Mike, since you’re a member of Screen Actors’ Guild

From the MRW Water Cooler

Q: Today I read few articles about the threat of a strike. While I’m reading these articles, the only thing I could say is Are They Kidding?

No Maria, they are not. Unions form for different reasons. Unions strike for different reasons. Not all union action reflects the will of many of its members. In fact, not all unions consist of members who actually wanted to join. It’s complicated. But no, SAG is not kidding. They will most certainly strike.

At this time, in this country, with the amount of people losing their jobs, with some people one step away from losing their homes, here is a group of people who are so out of touch with the rest of us, with the pulse of the country.

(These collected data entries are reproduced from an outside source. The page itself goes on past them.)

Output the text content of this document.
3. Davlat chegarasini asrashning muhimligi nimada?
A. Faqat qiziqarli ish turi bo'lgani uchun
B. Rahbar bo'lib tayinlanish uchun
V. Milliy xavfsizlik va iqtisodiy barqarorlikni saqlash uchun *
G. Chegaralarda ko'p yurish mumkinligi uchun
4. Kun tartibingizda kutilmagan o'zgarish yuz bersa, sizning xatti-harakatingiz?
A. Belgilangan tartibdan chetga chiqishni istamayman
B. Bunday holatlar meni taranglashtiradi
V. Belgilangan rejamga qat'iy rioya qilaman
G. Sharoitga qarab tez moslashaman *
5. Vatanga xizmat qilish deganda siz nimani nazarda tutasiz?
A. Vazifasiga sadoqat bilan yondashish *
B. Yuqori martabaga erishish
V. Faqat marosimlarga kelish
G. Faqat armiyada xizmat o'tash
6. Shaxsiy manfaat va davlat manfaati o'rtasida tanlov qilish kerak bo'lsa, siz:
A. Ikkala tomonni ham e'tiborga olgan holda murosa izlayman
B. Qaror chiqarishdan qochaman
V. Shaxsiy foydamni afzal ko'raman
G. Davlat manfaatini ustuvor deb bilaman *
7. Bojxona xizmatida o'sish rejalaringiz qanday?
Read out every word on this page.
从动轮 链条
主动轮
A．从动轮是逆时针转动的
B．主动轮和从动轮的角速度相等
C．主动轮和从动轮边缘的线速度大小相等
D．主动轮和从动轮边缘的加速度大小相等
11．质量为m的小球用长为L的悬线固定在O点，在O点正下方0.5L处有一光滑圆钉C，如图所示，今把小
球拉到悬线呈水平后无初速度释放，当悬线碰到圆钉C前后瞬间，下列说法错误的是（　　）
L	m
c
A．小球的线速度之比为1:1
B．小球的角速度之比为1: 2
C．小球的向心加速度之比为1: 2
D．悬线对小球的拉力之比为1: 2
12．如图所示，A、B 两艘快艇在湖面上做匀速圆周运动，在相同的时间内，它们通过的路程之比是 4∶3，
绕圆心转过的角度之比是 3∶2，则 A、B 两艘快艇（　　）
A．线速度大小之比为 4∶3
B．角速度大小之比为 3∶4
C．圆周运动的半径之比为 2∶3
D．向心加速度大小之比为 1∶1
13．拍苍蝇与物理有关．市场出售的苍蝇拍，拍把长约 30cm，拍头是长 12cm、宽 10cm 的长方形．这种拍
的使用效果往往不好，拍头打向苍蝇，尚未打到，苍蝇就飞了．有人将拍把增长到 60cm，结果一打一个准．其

Perhaps we know different people in the business? I’m friendly with half a dozen SAG members who are behind in their mortgages. (And several more that have always been behind.) They live in modest homes, and have children in public school. In fact, the vast majority of my friends in this business are in no position to even own a home. They get by, but not extravagantly, and not with much left over. There are some very wealthy people in The Screen Actors Guild, but 90% of the money generated is made by 10% of the members. You are mistaken to believe that the majority of SAG members are “out of touch.”

It may be the only business I know of that you can make a terrible product, be paid millions for it, and be paid to make the same garbage again.

Really? When’s the last time you flew a commercial airline? Or stayed in a dirty hotel room? Or sent a letter that never arrived? I might suggest a long list of sometimes disappointing products and services turned out by companies with a strong union work force. Unions do not exist for the purposes of customer satisfaction. And regarding entertainment, let’s not forget where all that revenue is coming from. The “garbage” that my industry produces would dry up overnight, if it weren’t so richly rewarded by people with access to televisions and electricity.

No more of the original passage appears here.